Santa Claus rally takes Sensex past 34,000-mark

Updated - January 09, 2018 at 02:47 PM.

Domestic institutional investors pump in over ₹500 crore

BSE staff celebrate the soaring Sensex, which crossed 34,000 for the first time ever, on Tuesday

India’s benchmark equity index S&P BSE Sensex closed above the 34,000-mark on Tuesday, capping its longest bull run without a 5 per cent fall in a single year in over two decades. The broader index CNX Nifty of the National Stock Exchange closed above the 10,500-mark. The Sensex closed at 34,010, and the Nifty at 10,531.

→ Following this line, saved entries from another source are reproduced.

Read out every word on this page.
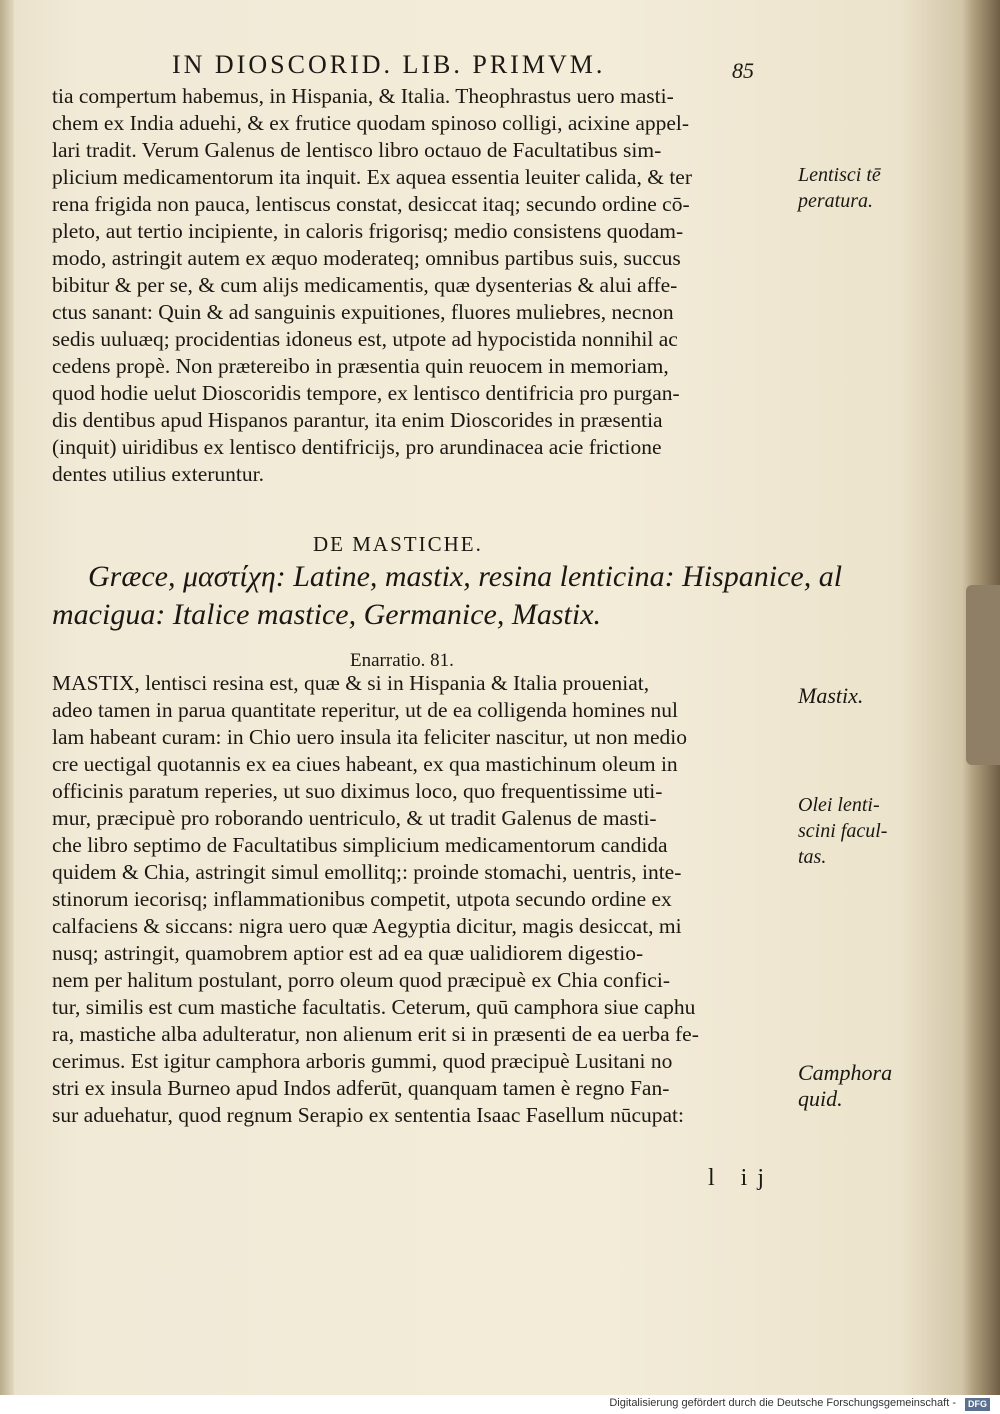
IN DIOSCORID. LIB. PRIMVM.	85
tia compertum habemus, in Hispania, & Italia. Theophrastus uero masti-
chem ex India aduehi, & ex frutice quodam spinoso colligi, acixine appel-
lari tradit. Verum Galenus de lentisco libro octauo de Facultatibus sim-
plicium medicamentorum ita inquit. Ex aquea essentia leuiter calida, & ter
rena frigida non pauca, lentiscus constat, desiccat itaq; secundo ordine cō-
pleto, aut tertio incipiente, in caloris frigorisq; medio consistens quodam-
modo, astringit autem ex æquo moderateq; omnibus partibus suis, succus
bibitur & per se, & cum alijs medicamentis, quæ dysenterias & alui affe-
ctus sanant: Quin & ad sanguinis expuitiones, fluores muliebres, necnon
sedis uuluæq; procidentias idoneus est, utpote ad hypocistida nonnihil ac
cedens propè. Non prætereibo in præsentia quin reuocem in memoriam,
quod hodie uelut Dioscoridis tempore, ex lentisco dentifricia pro purgan-
dis dentibus apud Hispanos parantur, ita enim Dioscorides in præsentia
(inquit) uiridibus ex lentisco dentifricijs, pro arundinacea acie frictione
dentes utilius exteruntur.
DE MASTICHE.
Græce, μαστίχη: Latine, mastix, resina lenticina: Hispanice, al
macigua: Italice mastice, Germanice, Mastix.
Enarratio. 81.
MASTIX, lentisci resina est, quæ & si in Hispania & Italia proueniat,
adeo tamen in parua quantitate reperitur, ut de ea colligenda homines nul
lam habeant curam: in Chio uero insula ita feliciter nascitur, ut non medio
cre uectigal quotannis ex ea ciues habeant, ex qua mastichinum oleum in
officinis paratum reperies, ut suo diximus loco, quo frequentissime uti-
mur, præcipuè pro roborando uentriculo, & ut tradit Galenus de masti-
che libro septimo de Facultatibus simplicium medicamentorum candida
quidem & Chia, astringit simul emollitq;: proinde stomachi, uentris, inte-
stinorum iecorisq; inflammationibus competit, utpota secundo ordine ex
calfaciens & siccans: nigra uero quæ Aegyptia dicitur, magis desiccat, mi
nusq; astringit, quamobrem aptior est ad ea quæ ualidiorem digestio-
nem per halitum postulant, porro oleum quod præcipuè ex Chia confici-
tur, similis est cum mastiche facultatis. Ceterum, quū camphora siue caphu
ra, mastiche alba adulteratur, non alienum erit si in præsenti de ea uerba fe-
cerimus. Est igitur camphora arboris gummi, quod præcipuè Lusitani no
stri ex insula Burneo apud Indos adferūt, quanquam tamen è regno Fan-
sur aduehatur, quod regnum Serapio ex sententia Isaac Fasellum nūcupat:
Lentisci tē
peratura.
Mastix.
Olei lenti-
scini facul-
tas.
Camphora
quid.
l ij
Digitalisierung gefördert durch die Deutsche Forschungsgemeinschaft -	DFG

A stock market rally during this time of the year, on low trading volumes, is described as a Santa Claus rally. Equity market trading volumes across the world are less than half during this holiday-shortened week folowing Christmas.

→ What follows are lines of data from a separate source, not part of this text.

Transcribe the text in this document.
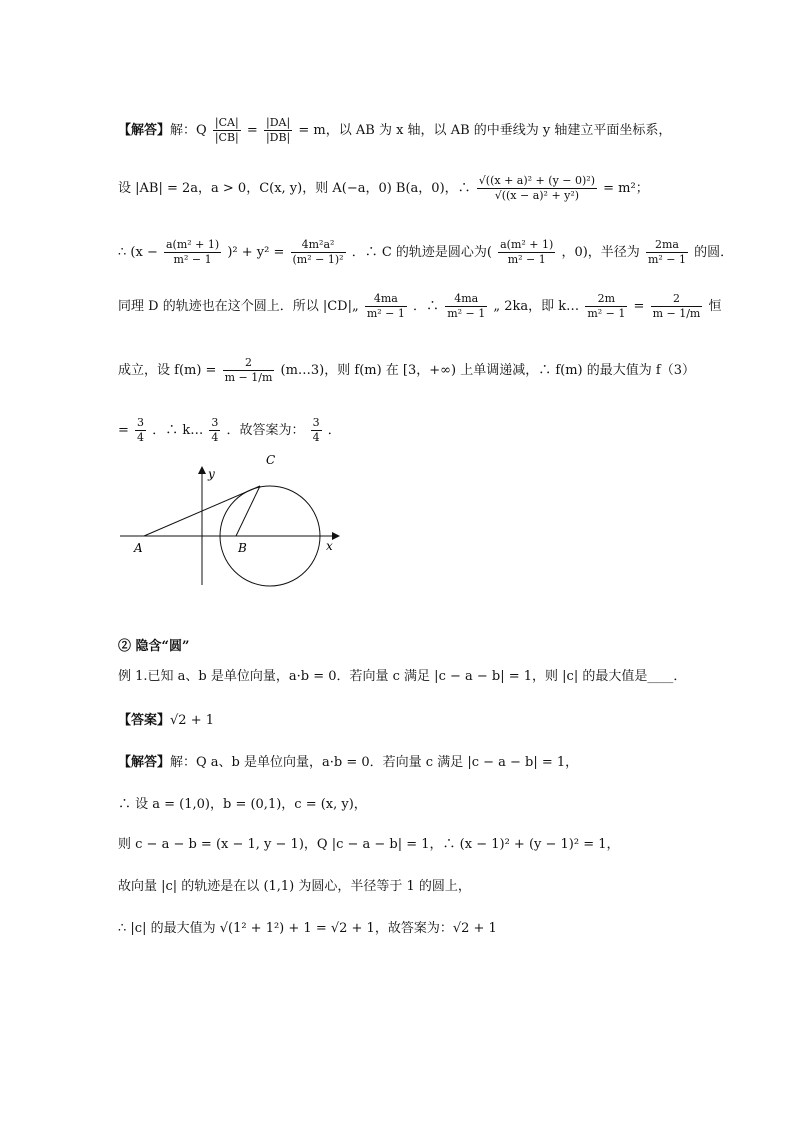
【解答】解：Q $\frac{|CA|}{|CB|} = \frac{|DA|}{|DB|} = m$，以 AB 为 x 轴，以 AB 的中垂线为 y 轴建立平面坐标系，
设 |AB| = 2a，a > 0，C(x, y)，则 A(−a，0) B(a，0)，∴ $\frac{\text{√((x + a)² + (y − 0)²)}}{\text{√((x − a)² + y²)}} = m^2$；
∴ $(x - \frac{\text{a(m² + 1)}}{\text{m² − 1}} )^2 + y^2 = \frac{\text{4m²a²}}{\text{(m² − 1)²}}$ ．∴ C 的轨迹是圆心为( $\frac{\text{a(m² + 1)}}{\text{m² − 1}}$ ，0)，半径为 $\frac{2ma}{\text{m² − 1}}$ 的圆．
同理 D 的轨迹也在这个圆上．所以 |CD|„ $\frac{4ma}{\text{m² − 1}}$ ．∴ $\frac{4ma}{\text{m² − 1}}$ „ 2ka，即 k… $\frac{2m}{\text{m² − 1}} = \frac{2}{m - 1/m}$ 恒
成立，设 $f(m) = \frac{2}{m - 1/m}$ (m…3)，则 f(m) 在 [3，+∞) 上单调递减，∴ f(m) 的最大值为 f（3）
= $\frac{3}{4}$ ．∴ k… $\frac{3}{4}$ ．故答案为： $\frac{3}{4}$ ．
y
x
A	B
C
② 隐含“圆”
例 1.已知 a、b 是单位向量，a·b = 0．若向量 c 满足 |c − a − b| = 1，则 |c| 的最大值是____．
【答案】√2 + 1
【解答】解：Q a、b 是单位向量，a·b = 0．若向量 c 满足 |c − a − b| = 1，
∴ 设 a = (1,0)，b = (0,1)，c = (x, y)，
则 c − a − b = (x − 1, y − 1)，Q |c − a − b| = 1，∴ (x − 1)² + (y − 1)² = 1，
故向量 |c| 的轨迹是在以 (1,1) 为圆心，半径等于 1 的圆上，
∴ |c| 的最大值为 √(1² + 1²) + 1 = √2 + 1，故答案为：√2 + 1
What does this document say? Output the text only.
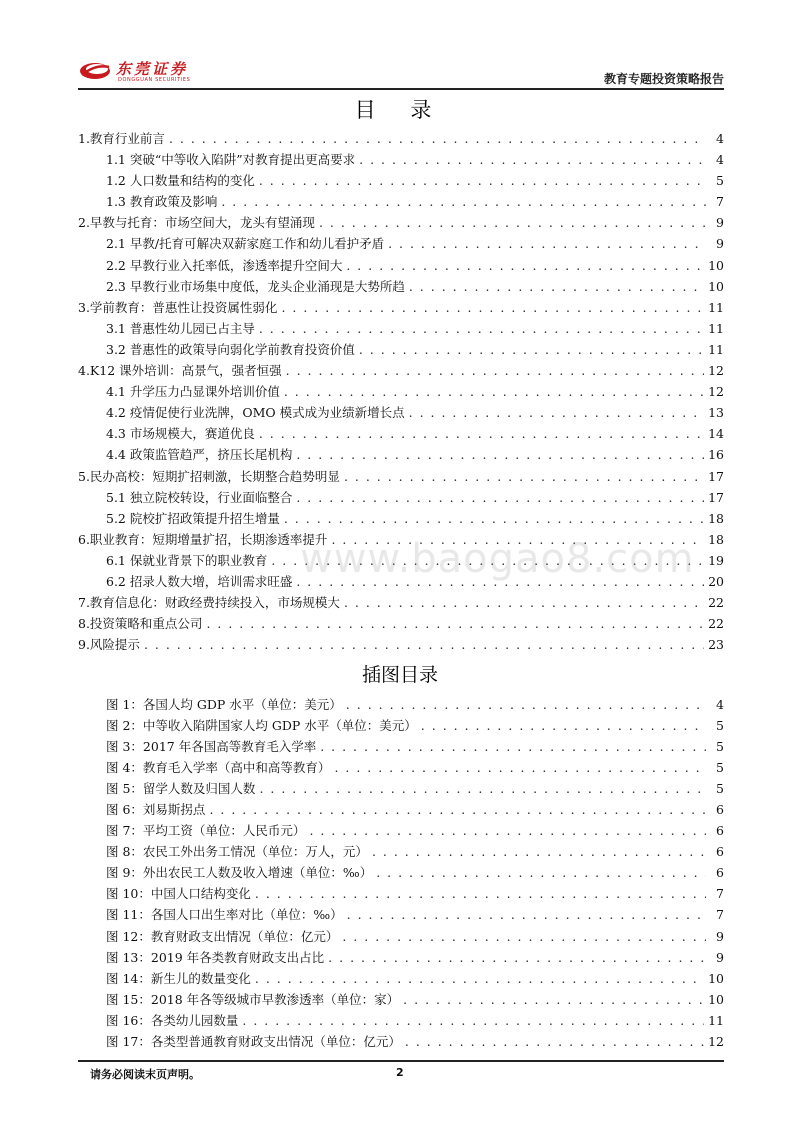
东莞证券
DONGGUAN SECURITIES	教育专题投资策略报告
目 录
1.教育行业前言 . . .	4
1.1 突破“中等收入陷阱”对教育提出更高要求 . . .	4
1.2 人口数量和结构的变化 . . .	5
1.3 教育政策及影响 . . .	7
2.早教与托育：市场空间大，龙头有望涌现 . . .	9
2.1 早教/托育可解决双薪家庭工作和幼儿看护矛盾 . . .	9
2.2 早教行业入托率低，渗透率提升空间大 . . .	10
2.3 早教行业市场集中度低，龙头企业涌现是大势所趋 . . .	10
3.学前教育：普惠性让投资属性弱化 . . .	11
3.1 普惠性幼儿园已占主导 . . .	11
3.2 普惠性的政策导向弱化学前教育投资价值 . . .	11
4.K12 课外培训：高景气，强者恒强 . . .	12
4.1 升学压力凸显课外培训价值 . . .	12
4.2 疫情促使行业洗牌，OMO 模式成为业绩新增长点 . . .	13
4.3 市场规模大，赛道优良 . . .	14
4.4 政策监管趋严，挤压长尾机构 . . .	16
5.民办高校：短期扩招刺激，长期整合趋势明显 . . .	17
5.1 独立院校转设，行业面临整合 . . .	17
5.2 院校扩招政策提升招生增量 . . .	18
6.职业教育：短期增量扩招，长期渗透率提升 . . .	18
6.1 保就业背景下的职业教育 . . .	19
6.2 招录人数大增，培训需求旺盛 . . .	20
7.教育信息化：财政经费持续投入，市场规模大 . . .	22
8.投资策略和重点公司 . . .	22
9.风险提示 . . .	23
www.baogao8.com
插图目录
图 1：各国人均 GDP 水平（单位：美元） . . .	4
图 2：中等收入陷阱国家人均 GDP 水平（单位：美元） . . .	5
图 3：2017 年各国高等教育毛入学率 . . .	5
图 4：教育毛入学率（高中和高等教育） . . .	5
图 5：留学人数及归国人数 . . .	5
图 6：刘易斯拐点 . . .	6
图 7：平均工资（单位：人民币元） . . .	6
图 8：农民工外出务工情况（单位：万人，元） . . .	6
图 9：外出农民工人数及收入增速（单位：‰） . . .	6
图 10：中国人口结构变化 . . .	7
图 11：各国人口出生率对比（单位：‰） . . .	7
图 12：教育财政支出情况（单位：亿元） . . .	9
图 13：2019 年各类教育财政支出占比 . . .	9
图 14：新生儿的数量变化 . . .	10
图 15：2018 年各等级城市早教渗透率（单位：家） . . .	10
图 16：各类幼儿园数量 . . .	11
图 17：各类型普通教育财政支出情况（单位：亿元） . . .	12
请务必阅读末页声明。	2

The real action in the markets can be seen only from next week, when fund managers take a fresh call on cash allocation to various asset classes. Stock markets in Europe remained closed, but futures trading in the US market indicated a marginal weakness as analysts cut the forecast for iPhone shipments for the next year.

The BSE held a cake-cutting ceremony at one of its entrance gate where it had placed a bull to mark the record high closing of the Sensex.

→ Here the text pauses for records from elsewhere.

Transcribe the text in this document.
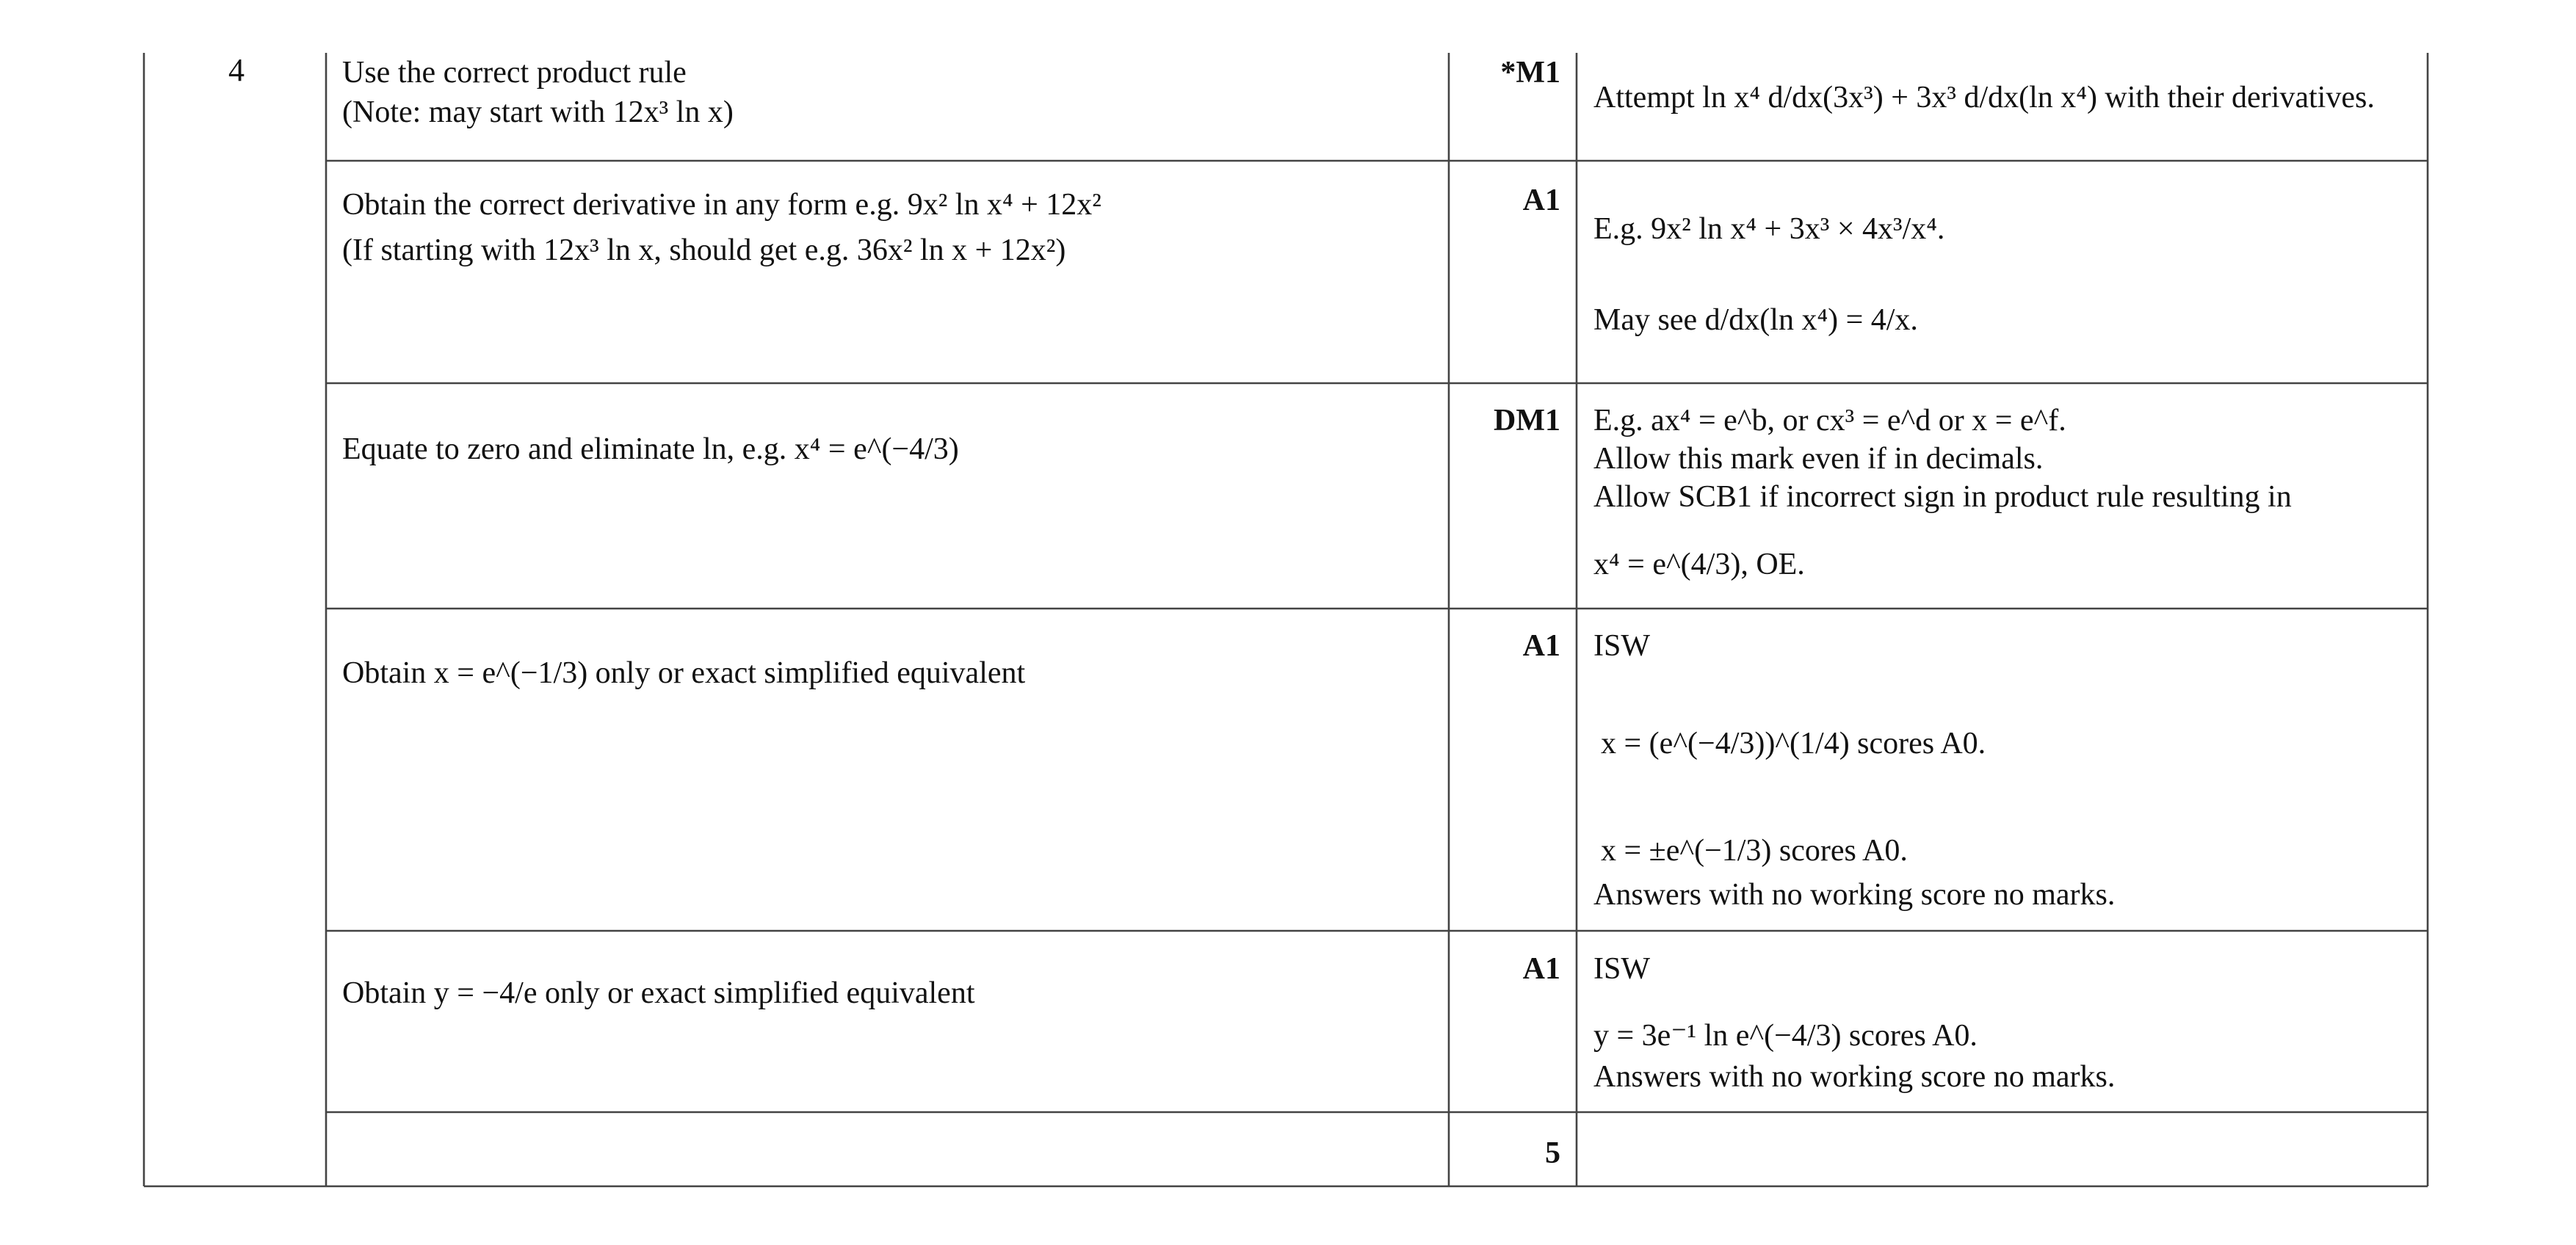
4	Use the correct product rule
(Note: may start with 12x³ ln x)
*M1
Attempt ln x⁴ d/dx(3x³) + 3x³ d/dx(ln x⁴) with their derivatives.
Obtain the correct derivative in any form e.g. 9x² ln x⁴ + 12x²
(If starting with 12x³ ln x, should get e.g. 36x² ln x + 12x²)
A1
E.g. 9x² ln x⁴ + 3x³ × 4x³/x⁴.
May see d/dx(ln x⁴) = 4/x.
Equate to zero and eliminate ln, e.g. x⁴ = e^(−4/3)
DM1 E.g. ax⁴ = e^b, or cx³ = e^d or x = e^f.
Allow this mark even if in decimals.
Allow SCB1 if incorrect sign in product rule resulting in
x⁴ = e^(4/3), OE.
Obtain x = e^(−1/3) only or exact simplified equivalent
A1 ISW
x = (e^(−4/3))^(1/4) scores A0.
x = ±e^(−1/3) scores A0.
Answers with no working score no marks.
Obtain y = −4/e only or exact simplified equivalent
A1 ISW
y = 3e⁻¹ ln e^(−4/3) scores A0.
Answers with no working score no marks.
5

India’s stock market rally, mainly supported by huge cash inflow from domestic institutional investors, got a further boost on Tuesday as they pumped in ₹544 crore, provisional data showed. Foreign portfolio investors, most of whom were absent from the markets in the holiday week, were net sellers of stocks worth ₹44.07 crore in the cash equity segment.

Tuesday’s rally in key indices was supported by a 1.69 per cent rise in the share price of Reliance Industries, which has nearly doubled in market capitalisation this year.

Top gainers

Among others, Bharti Airtel, Sun Pharma, YES Bank and Tata Steel were the top gainers in the Sensex and the Nifty. Most public sector banking shares declined.

The share price of Anil Ambani’s Reliance Communications, which rose by 40 per cent ahead of the company’s press conference, was the highlight of Tuesday’s market trading. The spurt in RCom shares has surprised many as most retail traders have been staying away from the counter, given the debt woes of the company.